Mark: I think it’s great that more people are getting excited about working out and especially through calisthenics. I’d love to see it become something big but it’s important that good people with the right intentions are the ones that get it there.

From the competitions you’ve attended, what did you like/what did you dislike? What would you change?

Rick: I’ve been to Ukraine’s Workout-Fest twice and preparing for this year’s one at the end of the month. I’ve also competed in the Nation’s Cup in Moscow. Both of these competitions were very high level. There seems to be a few different aspects to the sport: momentum style, controlled style, holds, and reps. My concern is for this sport is to be original and to be around forever. I think at times it can appear too similar to gymnastics. If it continues in that direction I think it will just fade away. What I see different about Street Workout is that it has it all, combining reps with holds, with freestyle and team routines. Many times there is a lean towards one particular style. I think for success there needs to be the full package.

We’ve heard about a film maker from NY called B. Rain Bennett who’s traveling the world, attending competitions and meeting up with bar athletes like yourselves for a documentary he’s working on called ‘Raise Up’, which is about the global street workout movement. Have you guys had chance to meet up with him at all yet?

Mark: Yeah, we’ve actually met him in New York and here in London. I think what he’s doing is really cool and can give a lot of exposure for this movement and the different people around the world doing this, especially the ones in lesser known areas.

Surely there’s only so much you can do on a high bar and a set of parallel bars. Is it difficult to keep coming up with different moves and keeping it creative? Do you guys have any ‘signature moves’?
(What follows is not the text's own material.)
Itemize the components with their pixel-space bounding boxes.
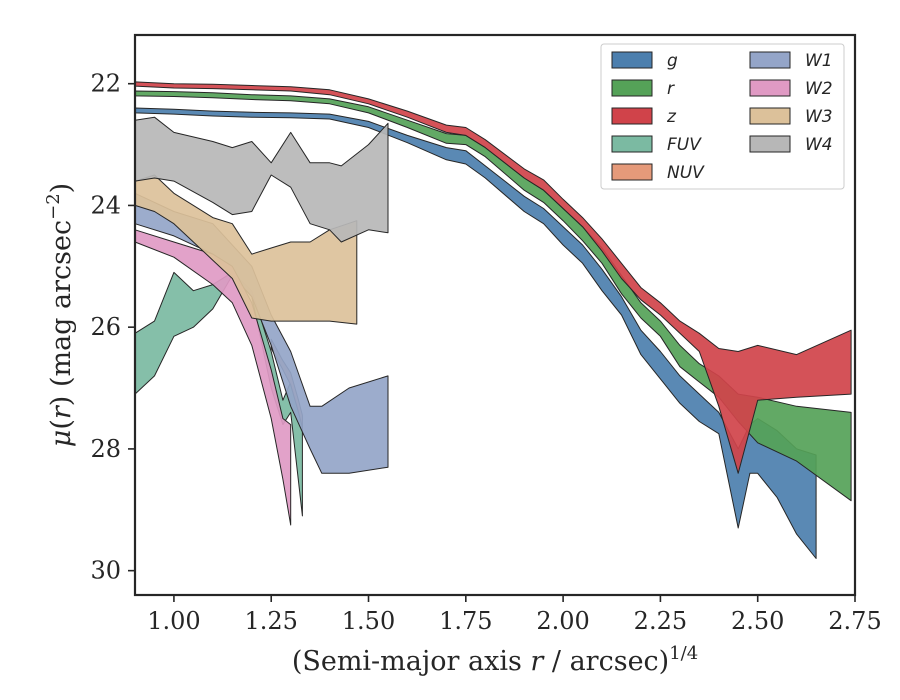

Rick: I beg to differ! I believe there are unlimited moves and combinations the human body is capable of performing on the bars. I do agree that one of the hardest things to do is coming up with new moves and ideas that no one has ever seen. This challenge is what makes the training not only physical work but throws vision and art into the mix. I’ve probably become known for my slow and smooth style, hence the name Slikric

Mark: It’s not always about moves with me. In fact, I’m much more focused on continuously coming up with more creative and challenging training routines. As a musician, I compare it to music. There are only 12 different chromatic notes (in Western music) and despite that limited number, new pieces of music have continuously been made for hundreds of years.

What’s your future plans for the team and what are you guys working on at the moment?

Rick: I’ve been teaching fitness now for over 12 years. I have a huge passion for the education side of Bar-barians. Mark and I have been coming up with tons of new curricula for all different levels, groups sizes, and interests through classes, workshops, and seminars and have had much success. Barbarians is the future of training.

Mark: The education and training with others is definitely where most of my interest lies so I’m constantly trying to think of new ways to create opportunities to work with others and share our style of training. We’ve done two workshops in the high school that Orlando (Bar-barian)
is a teacher at. I’d love to work closer with schools and even see this be a part of physical education’s curriculum the future.